The original quote had beautiful instead of tasty. But it’s pretty much the same thing, right?
When there is a need to treat oneself to something, most people would imagine cake or ice cream or some other kind of dessert probably. For me it’s usually something that has raw fish in it. I’m absolutely in awe of texture of raw fish, especially tuna. It’s an actual risk a piece of fish may reduce in size once I’m preparing tuna (usually it does), because I would just be cutting off edges and eating them in the process. Needless to say, I always look for the freshest one possible. Or vice versa – when I plan on cooking something else and then I see super fresh tuna sitting there on ice staring at me! Yes, it does stare at me. My favorite products tend to do that in stores – that’s how they end up in my grocery bag.
I do remember there was a time when I used to look for the cheapest can of tuna, thinking it’s going to end up in a salad or in a sandwich with a bunch of other ingredients. But as it happens with a lot of things in life – you learn throughout the process that best things come at a price and the taste differs so much!

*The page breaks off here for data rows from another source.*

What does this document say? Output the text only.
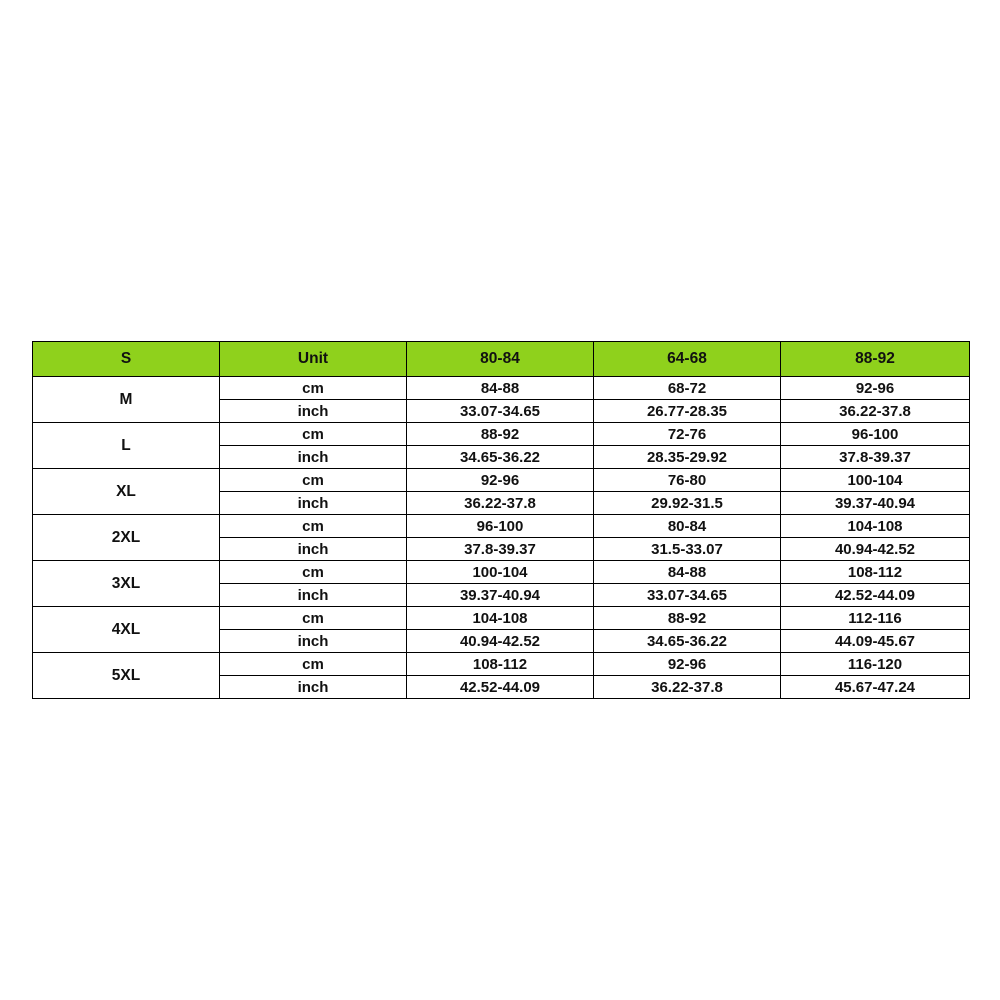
S	Unit	80-84	64-68	88-92
M	cm	84-88	68-72	92-96
	inch	33.07-34.65	26.77-28.35	36.22-37.8
L	cm	88-92	72-76	96-100
	inch	34.65-36.22	28.35-29.92	37.8-39.37
XL	cm	92-96	76-80	100-104
	inch	36.22-37.8	29.92-31.5	39.37-40.94
2XL	cm	96-100	80-84	104-108
	inch	37.8-39.37	31.5-33.07	40.94-42.52
3XL	cm	100-104	84-88	108-112
	inch	39.37-40.94	33.07-34.65	42.52-44.09
4XL	cm	104-108	88-92	112-116
	inch	40.94-42.52	34.65-36.22	44.09-45.67
5XL	cm	108-112	92-96	116-120
	inch	42.52-44.09	36.22-37.8	45.67-47.24
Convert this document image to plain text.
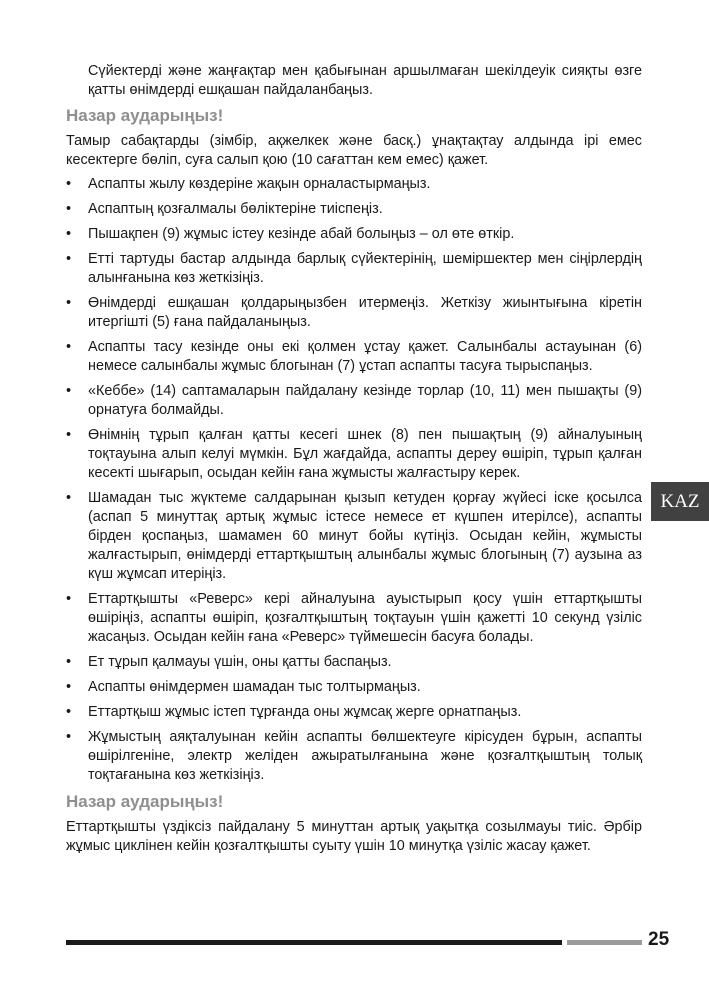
Сүйектерді және жаңғақтар мен қабығынан аршылмаған шекілдеуік сияқты өзге қатты өнімдерді ешқашан пайдаланбаңыз.

Назар аударыңыз!

Тамыр сабақтарды (зімбір, ақжелкек және басқ.) ұнақтақтау алдында ірі емес кесектерге бөліп, суға салып қою (10 сағаттан кем емес) қажет.

• Аспапты жылу көздеріне жақын орналастырмаңыз.
• Аспаптың қозғалмалы бөліктеріне тиіспеңіз.
• Пышақпен (9) жұмыс істеу кезінде абай болыңыз – ол өте өткір.
• Етті тартуды бастар алдында барлық сүйектерінің, шеміршектер мен сіңірлердің алынғанына көз жеткізіңіз.
• Өнімдерді ешқашан қолдарыңызбен итермеңіз. Жеткізу жиынтығына кіретін итергішті (5) ғана пайдаланыңыз.
• Аспапты тасу кезінде оны екі қолмен ұстау қажет. Салынбалы астауынан (6) немесе салынбалы жұмыс блогынан (7) ұстап аспапты тасуға тырыспаңыз.
• «Кеббе» (14) саптамаларын пайдалану кезінде торлар (10, 11) мен пышақты (9) орнатуға болмайды.
• Өнімнің тұрып қалған қатты кесегі шнек (8) пен пышақтың (9) айналуының тоқтауына алып келуі мүмкін. Бұл жағдайда, аспапты дереу өшіріп, тұрып қалған кесекті шығарып, осыдан кейін ғана жұмысты жалғастыру керек.
• Шамадан тыс жүктеме салдарынан қызып кетуден қорғау жүйесі іске қосылса (аспап 5 минуттақ артық жұмыс істесе немесе ет күшпен итерілсе), аспапты бірден қоспаңыз, шамамен 60 минут бойы күтіңіз. Осыдан кейін, жұмысты жалғастырып, өнімдерді еттартқыштың алынбалы жұмыс блогының (7) аузына аз күш жұмсап итеріңіз.
• Еттартқышты «Реверс» кері айналуына ауыстырып қосу үшін еттартқышты өшіріңіз, аспапты өшіріп, қозғалтқыштың тоқтауын үшін қажетті 10 секунд үзіліс жасаңыз. Осыдан кейін ғана «Реверс» түймешесін басуға болады.
• Ет тұрып қалмауы үшін, оны қатты баспаңыз.
• Аспапты өнімдермен шамадан тыс толтырмаңыз.
• Еттартқыш жұмыс істеп тұрғанда оны жұмсақ жерге орнатпаңыз.
• Жұмыстың аяқталуынан кейін аспапты бөлшектеуге кірісуден бұрын, аспапты өшірілгеніне, электр желіден ажыратылғанына және қозғалтқыштың толық тоқтағанына көз жеткізіңіз.
Назар аударыңыз!

Еттартқышты үздіксіз пайдалану 5 минуттан артық уақытқа созылмауы тиіс. Әрбір жұмыс циклінен кейін қозғалтқышты суыту үшін 10 минутқа үзіліс жасау қажет.

KAZ
25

After spending a few weeks in Central America last summer and eating all kinds of ceviche, the craving for it crawls in at unexpected times. One of those mornings I woke up and simply knew I wanted tuna ceviche. Lucky enough, ended up having dinner with a friend at Gaspar’s (one of my favorite restaurants in Vilnius) and had it there, on the same day. Then decided to make it at home, with my twist on it (this time the “twist” almost called for a fire extinguisher, but I’ll tell you about it later).
Ceviche, a specialty in Latin and Central America, is a dish typically made from fresh fish, raw, cured in fresh lemon or lime juice and spiced with chilies. Additionally it may be complimented with chopped onion, salt, cilantro, an avocado may be added to balance out the acidity and spiciness.
- 200-300 Fresh tuna
- Red onion
- 1-2 limes
- A handful of fresh parsley
- 1 avocado
- Salt’n’pepper to taste
Cut the fish to small cubes, ~ 1 cm and set it aside.
Slice onion into very thin pieces, chop parsley. Roll the limes on the counter pressing them down, so juices start flowing, slice in half – you’ll see it’s much easier to squeeze them out.
A thing with ceviche is that the fish is “cooked” in citrus juice. Leaving it in for too long will make it too acidic and will change color of fish. If making it with tuna, it’s even riskier to have dull and grey’ish looking dish. My personal preference is to mix everything just before serving. So add onion and parsley to tuna, sprinkle with chopped fresh or dried chilies, add some salt and pepper to taste, pour over lime juice. Mix everything well, plate and serve.
I do suggest adding an avocado to this dish. Didn’t use it this time – the ones I had were either not edible yet or already. Avocados texture and creaminess pairs well with tuna and the bold flavors added.
Now before wishing you bon appetit – a little lesson learned. When bringing back all those spices from different parts of the world – it is well worth trying them prior to adding to the dish. This time I learned my lesson with chili flakes brought from Thailand. That was THE twist I mentioned. Caught me off guard – by no means I expected it to be that hot and spicy. Nevertheless, I still enjoyed my ceviche with a tear rolling down a cheek! Experiment wisely :).